«Aalaapi»: sur la même longueur d’onde

Aalaapi, qui signifie « faire silence pour entendre quelque chose de beau », c’est d’abord et avant tout un documentaire radiophonique collaboratif québéco-inuit réalisé par Marie-Laurence Rancourt et produit par Magnéto, un organisme qui contribue depuis 2016 à la reconnaissance d’un « cinéma pour les oreilles ». À partir de ce savant assemblage de voix et de bruits, de mots et de silences, d’idées et de confessions, Laurence Dauphinais a imaginé un spectacle de théâtre singulier, un objet de beauté et de lenteur présenté ces jours-ci dans la salle Jean-Claude-Germain du Centre du Théâtre d’Aujourd’hui.
Durant huit mois, cinq jeunes femmes du Nunavik — Audrey Alasuak, Samantha Leclerc, Louisa Naluiyuk, Mélodie Duplessis et Akinisie Novalinga — ont accepté de se révéler sans contraintes, sans consignes et sans balises. En fait, on sent qu’elles parlent de ce dont elles souhaitent bien parler. C’est à peine si elles sont interrogées. Par conséquent, il n’est pas question, comme c’est trop souvent le cas lorsqu’on s’intéresse aux autochtones, de violence, de toxicomanie, d’acculturation ou d’alcoolisme. Elles évoquent le Nord et le Sud, la tradition et la modernité, la solitude et l’appartenance, le vent et la neige, mais aussi, et peut-être même surtout, leurs aspirations personnelles, ces espoirs qui les habitent malgré tout : « Je veux être libre dans le monde, affirme l’une d’entre elles. Mais ce n’est pas le temps, pas le temps d’être libre. »
Une fenêtre sur l’autre
Sur scène, à l’intérieur et autour d’une maison sur laquelle sont projetés les paysages qui s’étendent à l’infini au nord du 55e parallèle, mais aussi des surtitres et des cartes géographiques, Nancy Saunders et Hannah Tooktoo vaquent à des occupations quotidiennes, interagissent sobrement avec le documentaire audio (d’ailleurs disponible sur l’application et le site d’ICI Première). Par la fenêtre de la maison, on observe les deux jeunes femmes accomplir des gestes banals : cuisiner la banique, boire le thé, tricoter ou consulter leur téléphone.

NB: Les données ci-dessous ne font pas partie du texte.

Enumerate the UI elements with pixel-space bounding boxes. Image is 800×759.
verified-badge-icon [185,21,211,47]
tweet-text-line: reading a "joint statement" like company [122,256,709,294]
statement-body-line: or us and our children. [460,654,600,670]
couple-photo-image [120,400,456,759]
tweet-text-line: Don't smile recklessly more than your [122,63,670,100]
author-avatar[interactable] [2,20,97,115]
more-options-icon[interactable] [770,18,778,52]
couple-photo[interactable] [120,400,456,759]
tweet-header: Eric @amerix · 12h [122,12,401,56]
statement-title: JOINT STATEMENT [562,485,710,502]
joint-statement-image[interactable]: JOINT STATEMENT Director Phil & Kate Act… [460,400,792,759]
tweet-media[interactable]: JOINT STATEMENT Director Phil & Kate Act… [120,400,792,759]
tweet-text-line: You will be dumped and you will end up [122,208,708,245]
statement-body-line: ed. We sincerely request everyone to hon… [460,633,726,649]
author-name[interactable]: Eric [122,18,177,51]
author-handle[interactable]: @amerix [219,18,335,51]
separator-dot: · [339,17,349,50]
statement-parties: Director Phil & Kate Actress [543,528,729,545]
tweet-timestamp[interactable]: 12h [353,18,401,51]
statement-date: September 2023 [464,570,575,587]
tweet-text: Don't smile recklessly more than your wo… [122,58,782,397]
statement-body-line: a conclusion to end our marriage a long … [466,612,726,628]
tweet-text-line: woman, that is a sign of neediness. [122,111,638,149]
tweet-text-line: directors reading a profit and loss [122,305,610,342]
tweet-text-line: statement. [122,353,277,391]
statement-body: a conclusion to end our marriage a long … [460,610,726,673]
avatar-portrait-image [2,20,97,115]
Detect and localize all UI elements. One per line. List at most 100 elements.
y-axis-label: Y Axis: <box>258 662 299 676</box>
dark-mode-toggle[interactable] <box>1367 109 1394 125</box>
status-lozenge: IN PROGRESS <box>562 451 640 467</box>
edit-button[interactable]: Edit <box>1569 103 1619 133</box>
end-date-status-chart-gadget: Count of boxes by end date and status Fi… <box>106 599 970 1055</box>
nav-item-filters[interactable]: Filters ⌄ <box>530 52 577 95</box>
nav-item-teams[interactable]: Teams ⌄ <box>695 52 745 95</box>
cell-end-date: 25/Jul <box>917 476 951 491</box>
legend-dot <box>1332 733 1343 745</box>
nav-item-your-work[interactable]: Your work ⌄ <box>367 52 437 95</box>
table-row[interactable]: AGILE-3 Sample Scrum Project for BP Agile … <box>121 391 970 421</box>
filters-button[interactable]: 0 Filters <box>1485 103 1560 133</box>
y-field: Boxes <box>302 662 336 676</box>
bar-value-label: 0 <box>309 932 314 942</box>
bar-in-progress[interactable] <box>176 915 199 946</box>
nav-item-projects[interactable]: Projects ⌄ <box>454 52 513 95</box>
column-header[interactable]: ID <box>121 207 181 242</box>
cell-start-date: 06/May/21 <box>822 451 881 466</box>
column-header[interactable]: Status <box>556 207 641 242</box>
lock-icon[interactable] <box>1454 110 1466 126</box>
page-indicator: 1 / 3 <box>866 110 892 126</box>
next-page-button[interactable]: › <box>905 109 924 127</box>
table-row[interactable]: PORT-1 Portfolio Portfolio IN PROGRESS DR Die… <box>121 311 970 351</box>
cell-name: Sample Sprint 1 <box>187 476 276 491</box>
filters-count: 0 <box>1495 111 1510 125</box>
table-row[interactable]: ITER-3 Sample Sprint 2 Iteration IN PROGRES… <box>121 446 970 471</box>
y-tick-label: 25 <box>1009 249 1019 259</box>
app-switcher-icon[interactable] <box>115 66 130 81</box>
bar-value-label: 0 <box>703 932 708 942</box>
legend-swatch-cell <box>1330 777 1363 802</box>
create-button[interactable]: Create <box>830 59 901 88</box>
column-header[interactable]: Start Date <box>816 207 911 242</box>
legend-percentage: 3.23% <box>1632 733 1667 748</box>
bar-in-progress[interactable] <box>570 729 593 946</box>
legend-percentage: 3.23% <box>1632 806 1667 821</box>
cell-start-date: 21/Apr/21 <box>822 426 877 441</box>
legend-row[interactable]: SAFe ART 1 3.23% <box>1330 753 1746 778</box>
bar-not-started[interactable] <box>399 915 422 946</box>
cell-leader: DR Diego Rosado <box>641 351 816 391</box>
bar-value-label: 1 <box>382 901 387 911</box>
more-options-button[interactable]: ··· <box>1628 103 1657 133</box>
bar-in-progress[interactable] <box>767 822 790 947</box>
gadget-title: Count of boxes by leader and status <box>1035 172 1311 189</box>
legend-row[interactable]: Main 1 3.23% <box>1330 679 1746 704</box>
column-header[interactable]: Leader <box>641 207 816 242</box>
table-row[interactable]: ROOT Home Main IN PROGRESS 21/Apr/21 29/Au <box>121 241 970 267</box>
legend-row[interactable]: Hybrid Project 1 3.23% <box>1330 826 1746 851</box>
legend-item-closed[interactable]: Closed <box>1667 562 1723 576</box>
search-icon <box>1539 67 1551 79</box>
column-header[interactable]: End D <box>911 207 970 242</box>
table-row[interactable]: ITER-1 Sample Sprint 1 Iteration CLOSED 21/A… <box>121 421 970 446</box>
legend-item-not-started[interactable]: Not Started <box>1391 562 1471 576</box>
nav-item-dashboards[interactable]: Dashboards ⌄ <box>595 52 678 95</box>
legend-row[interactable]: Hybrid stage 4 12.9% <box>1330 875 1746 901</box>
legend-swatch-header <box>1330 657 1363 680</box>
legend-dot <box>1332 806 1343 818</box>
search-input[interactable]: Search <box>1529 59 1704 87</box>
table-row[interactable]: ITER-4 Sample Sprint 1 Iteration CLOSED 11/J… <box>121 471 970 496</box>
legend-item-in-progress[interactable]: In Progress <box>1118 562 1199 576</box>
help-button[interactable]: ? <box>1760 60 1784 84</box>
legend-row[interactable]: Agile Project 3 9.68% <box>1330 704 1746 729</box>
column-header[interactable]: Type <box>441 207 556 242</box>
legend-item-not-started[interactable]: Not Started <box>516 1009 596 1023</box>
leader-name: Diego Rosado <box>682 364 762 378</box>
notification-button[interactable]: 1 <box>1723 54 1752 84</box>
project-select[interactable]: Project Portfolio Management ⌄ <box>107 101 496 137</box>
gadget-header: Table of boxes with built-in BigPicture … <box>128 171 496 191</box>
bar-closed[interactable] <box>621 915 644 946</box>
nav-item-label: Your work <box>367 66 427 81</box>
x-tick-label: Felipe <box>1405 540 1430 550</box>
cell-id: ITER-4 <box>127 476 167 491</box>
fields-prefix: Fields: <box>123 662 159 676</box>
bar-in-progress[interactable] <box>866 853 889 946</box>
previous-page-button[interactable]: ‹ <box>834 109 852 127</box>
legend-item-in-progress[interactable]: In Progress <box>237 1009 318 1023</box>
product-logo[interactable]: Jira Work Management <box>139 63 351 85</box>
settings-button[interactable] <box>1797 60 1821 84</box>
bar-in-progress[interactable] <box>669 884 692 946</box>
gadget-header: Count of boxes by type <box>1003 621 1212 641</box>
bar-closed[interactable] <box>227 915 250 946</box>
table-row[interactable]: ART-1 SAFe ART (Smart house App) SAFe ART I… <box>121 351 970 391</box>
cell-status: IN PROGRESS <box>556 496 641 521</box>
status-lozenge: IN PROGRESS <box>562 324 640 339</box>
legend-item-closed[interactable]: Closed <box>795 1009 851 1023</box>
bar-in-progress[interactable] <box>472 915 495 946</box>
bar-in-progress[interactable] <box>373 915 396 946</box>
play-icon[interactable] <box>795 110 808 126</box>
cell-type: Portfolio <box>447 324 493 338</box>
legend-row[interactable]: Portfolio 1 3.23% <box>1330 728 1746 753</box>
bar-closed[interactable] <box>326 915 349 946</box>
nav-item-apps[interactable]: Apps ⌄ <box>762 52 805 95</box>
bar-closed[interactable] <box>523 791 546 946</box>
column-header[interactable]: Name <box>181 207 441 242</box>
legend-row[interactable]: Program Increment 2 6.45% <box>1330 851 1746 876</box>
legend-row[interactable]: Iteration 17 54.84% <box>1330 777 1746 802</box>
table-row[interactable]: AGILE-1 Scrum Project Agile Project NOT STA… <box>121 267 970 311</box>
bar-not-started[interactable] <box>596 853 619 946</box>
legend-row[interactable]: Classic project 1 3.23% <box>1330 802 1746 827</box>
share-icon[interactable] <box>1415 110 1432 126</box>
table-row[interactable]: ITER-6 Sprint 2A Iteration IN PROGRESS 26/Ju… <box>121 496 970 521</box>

Mais le fil rouge de leur existence — et par conséquent celui de ce spectacle anti-spectaculaire —, c’est la radio, un média qui tient un rôle crucial dans les communautés nordiques. Toujours allumé, le récepteur est comme une présence rassurante, une narration continue, une veilleuse dans la nuit, un phare dans la tempête, un espace de partage et une courroie de transmission sur un territoire immense. Ainsi, dans une jolie mise en abyme, le documentaire radiophonique rend hommage au pouvoir rassembleur de la radio, à la manière dont les ondes se jouent des frontières et des kilomètres lorsque vient l’heure de rattacher les réalités et de relier les destins.